Um einen wirksamen Arbeits- und Gesundheitsschutz in der Ausbildung sicherzustellen, kommt Führungskräften und Ausbildern enorme Bedeutung zu. Sie sollten Aufgaben und Stresssituationen mit den Auszubildenden besprechen ― so haben es die Ausbilder von Elster in den IntAGt-Workshops eingeübt. „Das ist ein absolutes Muss“, sagt Franz Flake. Durch Reflektion könne es überhaupt erst zu Verbesserungen kommen. Mit Blick auf neue Anforderungen und Technik betont er: „Die Digitalisierung muss begleitet werden. Sonst droht komplette Überforderung und die Beschäftigten werden gesundheitlich stark belastet.“

Ausgangspunkt des Forschungsprojekts IntAGt waren Arbeitsanalysen, für die 150 von 950 Mitarbeiter der Elster GmbH befragt wurden: Was sind regelmäßig wiederkehrende Belastungen? Hast Du Entscheidungs- und Gestaltungsspielraum in der täglichen Arbeit und die nötigen Informationen? Gibt es digitale Arbeitsmittel? Oder: Wie verändert sich die Arbeit durch die Digitalisierung?


Gegenmaßnahmen wirken 

Erste Gegenmaßnahmen zu den Belastungen im Arbeitsalltag werden bei Elster schon umgesetzt: Die Hitze in der Produktion belastete die Beschäftigten in den Sommermonaten enorm, wie die Analysen verdeutlicht haben. Das Unternehmen hat reagiert und Kühlschläuche anbringen lassen. Auch die Lärmbelastung in den Hallen ist ein großes Thema. Vorschläge für Gegenmaßnahmen bringen die Beschäftigten ― gestützt auf die Ergebnisse der Arbeitsanalysen ― beim Arbeitgeber ein.

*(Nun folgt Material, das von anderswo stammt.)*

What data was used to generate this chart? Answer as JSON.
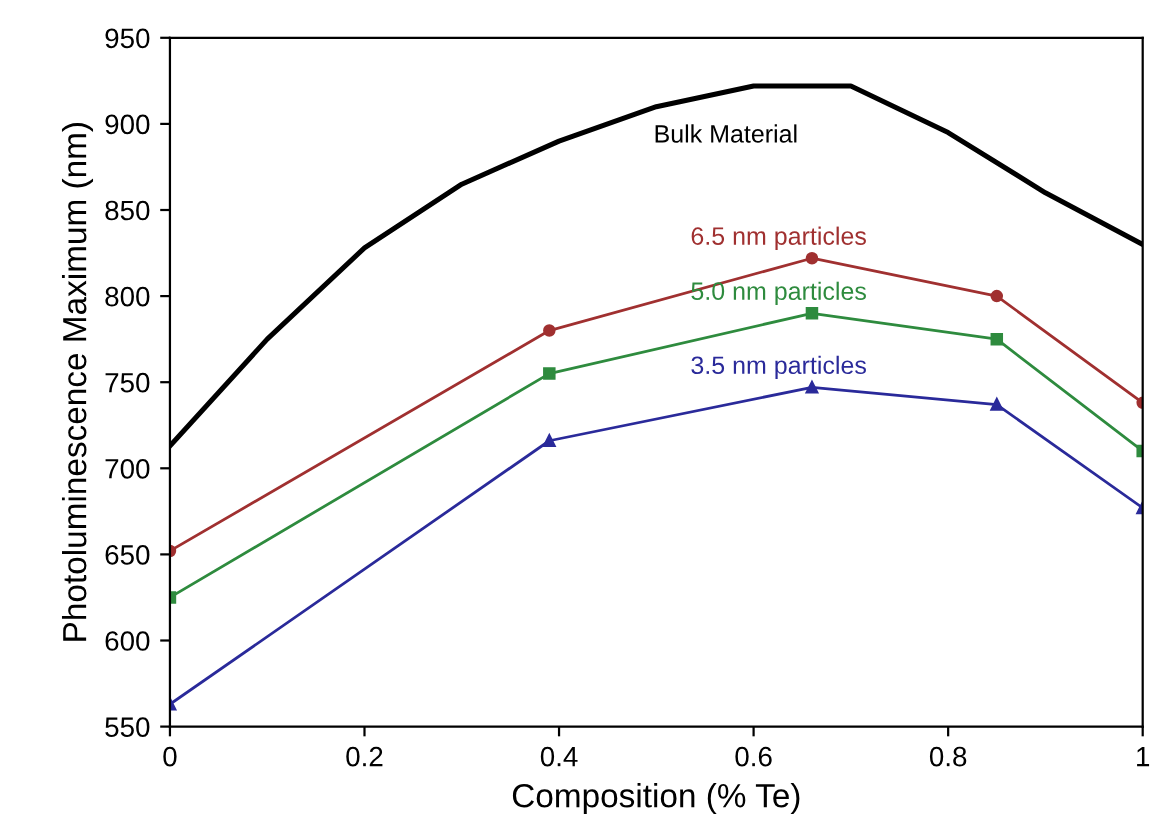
{
  "chart_data": {
    "type": "line",
    "xlabel": "Composition (% Te)",
    "ylabel": "Photoluminescence Maximum (nm)",
    "xlim": [
      0,
      1
    ],
    "xticks": [
      0,
      0.2,
      0.4,
      0.6,
      0.8,
      1
    ],
    "ylim": [
      550,
      950
    ],
    "yticks": [
      550,
      600,
      650,
      700,
      750,
      800,
      850,
      900,
      950
    ],
    "grid": false,
    "legend": false,
    "series": [
      {
        "name": "Bulk Material",
        "color": "#000000",
        "marker": "none",
        "x": [
          0,
          0.1,
          0.2,
          0.3,
          0.4,
          0.5,
          0.6,
          0.7,
          0.8,
          0.9,
          1
        ],
        "values": [
          713,
          775,
          828,
          865,
          890,
          910,
          922,
          922,
          895,
          860,
          830
        ]
      },
      {
        "name": "6.5 nm particles",
        "color": "#a03030",
        "marker": "circle",
        "x": [
          0,
          0.39,
          0.66,
          0.85,
          1
        ],
        "values": [
          652,
          780,
          822,
          800,
          738
        ]
      },
      {
        "name": "5.0 nm particles",
        "color": "#2e8b3e",
        "marker": "square",
        "x": [
          0,
          0.39,
          0.66,
          0.85,
          1
        ],
        "values": [
          625,
          755,
          790,
          775,
          710
        ]
      },
      {
        "name": "3.5 nm particles",
        "color": "#2a2a9a",
        "marker": "triangle",
        "x": [
          0,
          0.39,
          0.66,
          0.85,
          1
        ],
        "values": [
          563,
          716,
          747,
          737,
          677
        ]
      }
    ]
  }
}
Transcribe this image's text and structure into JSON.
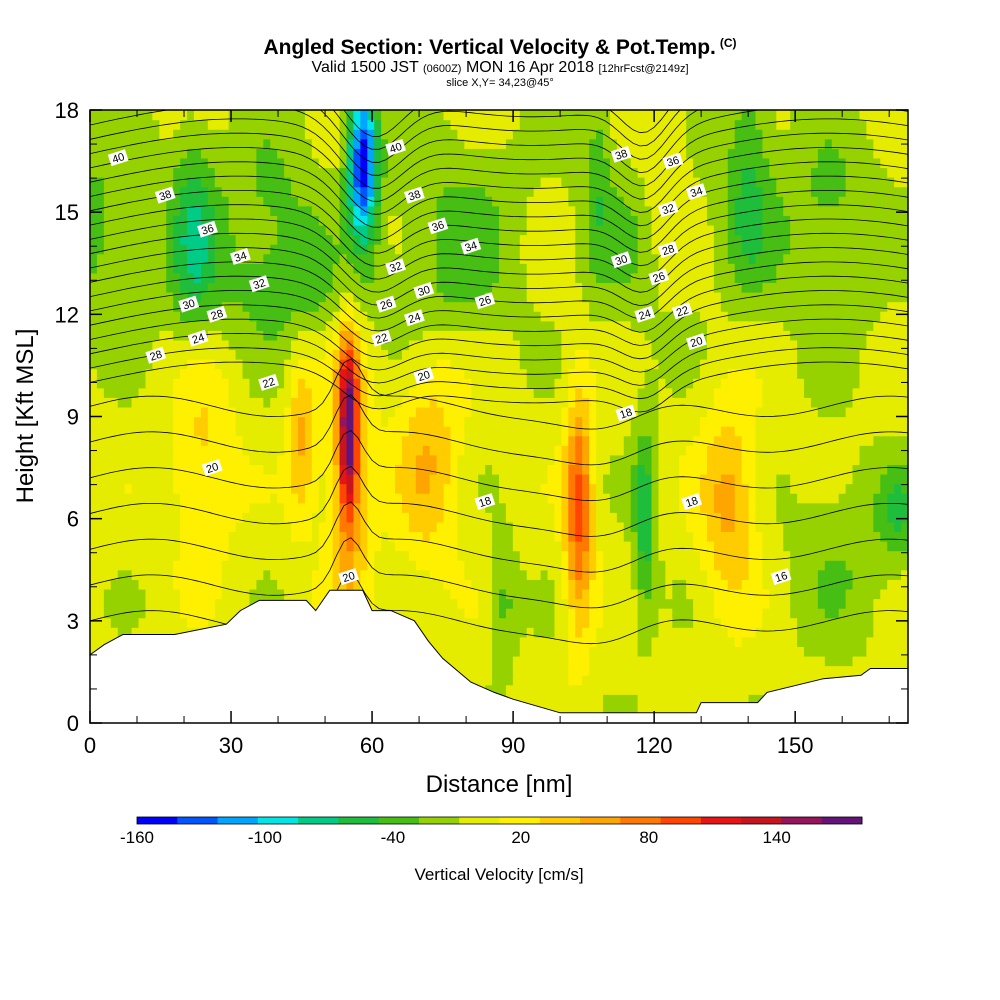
{
  "header": {
    "title": "Angled Section: Vertical Velocity & Pot.Temp.",
    "copyright": "(C)",
    "valid_prefix": "Valid 1500 JST",
    "valid_utc": "(0600Z)",
    "valid_date": "MON 16 Apr 2018",
    "forecast": "[12hrFcst@2149z]",
    "slice": "slice X,Y= 34,23@45°"
  },
  "chart_data": {
    "type": "heatmap",
    "xlabel": "Distance [nm]",
    "ylabel": "Height [Kft MSL]",
    "xlim": [
      0,
      174
    ],
    "ylim": [
      0,
      18
    ],
    "x_ticks": [
      0,
      30,
      60,
      90,
      120,
      150
    ],
    "y_ticks": [
      0,
      3,
      6,
      9,
      12,
      15,
      18
    ],
    "colorbar": {
      "label": "Vertical Velocity [cm/s]",
      "tick_labels": [
        "-160",
        "-100",
        "-40",
        "20",
        "80",
        "140"
      ],
      "tick_values": [
        -160,
        -100,
        -40,
        20,
        80,
        140
      ],
      "min": -160,
      "max": 180,
      "step": 20,
      "colors": [
        "#0000ff",
        "#0055ff",
        "#00a5ff",
        "#00e5e5",
        "#00cc88",
        "#1ebe3c",
        "#46be14",
        "#96d200",
        "#e6ec00",
        "#fff000",
        "#ffcc00",
        "#ffa500",
        "#ff7800",
        "#ff4600",
        "#e61414",
        "#c8141e",
        "#96145a",
        "#641478"
      ]
    },
    "terrain_kft": [
      [
        0,
        2.0
      ],
      [
        3,
        2.3
      ],
      [
        7,
        2.6
      ],
      [
        18,
        2.6
      ],
      [
        29,
        2.9
      ],
      [
        32,
        3.3
      ],
      [
        36,
        3.6
      ],
      [
        46,
        3.6
      ],
      [
        48,
        3.3
      ],
      [
        51,
        3.9
      ],
      [
        58,
        3.9
      ],
      [
        60,
        3.3
      ],
      [
        64,
        3.3
      ],
      [
        69,
        3.0
      ],
      [
        72,
        2.4
      ],
      [
        75,
        1.9
      ],
      [
        81,
        1.2
      ],
      [
        86,
        0.9
      ],
      [
        90,
        0.7
      ],
      [
        100,
        0.3
      ],
      [
        129,
        0.3
      ],
      [
        130,
        0.6
      ],
      [
        142,
        0.6
      ],
      [
        144,
        0.9
      ],
      [
        156,
        1.3
      ],
      [
        164,
        1.4
      ],
      [
        166,
        1.6
      ],
      [
        174,
        1.6
      ]
    ],
    "updrafts": [
      {
        "x": 55,
        "z": 8.7,
        "peak_cm_s": 150
      },
      {
        "x": 104,
        "z": 6.3,
        "peak_cm_s": 100
      },
      {
        "x": 136,
        "z": 6.5,
        "peak_cm_s": 60
      },
      {
        "x": 45,
        "z": 8.4,
        "peak_cm_s": 60
      },
      {
        "x": 72,
        "z": 7.7,
        "peak_cm_s": 50
      },
      {
        "x": 24,
        "z": 7.6,
        "peak_cm_s": 40
      }
    ],
    "downdrafts": [
      {
        "x": 58,
        "z": 16.5,
        "peak_cm_s": -160
      },
      {
        "x": 118,
        "z": 6.0,
        "peak_cm_s": -50
      },
      {
        "x": 172,
        "z": 6.2,
        "peak_cm_s": -40
      },
      {
        "x": 22,
        "z": 14.5,
        "peak_cm_s": -60
      },
      {
        "x": 140,
        "z": 16.0,
        "peak_cm_s": -50
      }
    ],
    "theta_labels": [
      {
        "text": "40",
        "x": 6,
        "z": 16.6
      },
      {
        "text": "38",
        "x": 16,
        "z": 15.5
      },
      {
        "text": "36",
        "x": 25,
        "z": 14.5
      },
      {
        "text": "34",
        "x": 32,
        "z": 13.7
      },
      {
        "text": "32",
        "x": 36,
        "z": 12.9
      },
      {
        "text": "30",
        "x": 21,
        "z": 12.3
      },
      {
        "text": "28",
        "x": 27,
        "z": 12.0
      },
      {
        "text": "24",
        "x": 23,
        "z": 11.3
      },
      {
        "text": "28",
        "x": 14,
        "z": 10.8
      },
      {
        "text": "22",
        "x": 38,
        "z": 10.0
      },
      {
        "text": "20",
        "x": 26,
        "z": 7.5
      },
      {
        "text": "40",
        "x": 65,
        "z": 16.9
      },
      {
        "text": "38",
        "x": 69,
        "z": 15.5
      },
      {
        "text": "36",
        "x": 74,
        "z": 14.6
      },
      {
        "text": "34",
        "x": 81,
        "z": 14.0
      },
      {
        "text": "32",
        "x": 65,
        "z": 13.4
      },
      {
        "text": "30",
        "x": 71,
        "z": 12.7
      },
      {
        "text": "26",
        "x": 63,
        "z": 12.3
      },
      {
        "text": "24",
        "x": 69,
        "z": 11.9
      },
      {
        "text": "26",
        "x": 84,
        "z": 12.4
      },
      {
        "text": "22",
        "x": 62,
        "z": 11.3
      },
      {
        "text": "20",
        "x": 71,
        "z": 10.2
      },
      {
        "text": "18",
        "x": 84,
        "z": 6.5
      },
      {
        "text": "20",
        "x": 55,
        "z": 4.3
      },
      {
        "text": "38",
        "x": 113,
        "z": 16.7
      },
      {
        "text": "36",
        "x": 124,
        "z": 16.5
      },
      {
        "text": "34",
        "x": 129,
        "z": 15.6
      },
      {
        "text": "32",
        "x": 123,
        "z": 15.1
      },
      {
        "text": "30",
        "x": 113,
        "z": 13.6
      },
      {
        "text": "28",
        "x": 123,
        "z": 13.9
      },
      {
        "text": "26",
        "x": 121,
        "z": 13.1
      },
      {
        "text": "24",
        "x": 118,
        "z": 12.0
      },
      {
        "text": "22",
        "x": 126,
        "z": 12.1
      },
      {
        "text": "20",
        "x": 129,
        "z": 11.2
      },
      {
        "text": "18",
        "x": 114,
        "z": 9.1
      },
      {
        "text": "18",
        "x": 128,
        "z": 6.5
      },
      {
        "text": "16",
        "x": 147,
        "z": 4.3
      }
    ]
  }
}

Geht es nach den IntAGt-Projektbeteiligten bei Elster, soll sich ausgehend von dem Forschungsprojekt ein Kulturwandel einstellen, den Auszubildende, Ausbildungspersonal, Betriebsrat und Jugend- und Auszubildendenvertretung gemeinsam vorantreiben: Präventiver Arbeits- und Gesundheitsschutz soll im Betrieb noch stärker mitgedacht werden; Stresssituationen, ausgelöst durch hohen Zeitdruck, unerwartete Ereignisse im Produktionsablauf oder neue digitale Technik, sollen besser bewältigt werden ― zum Wohle aller Beschäftigter.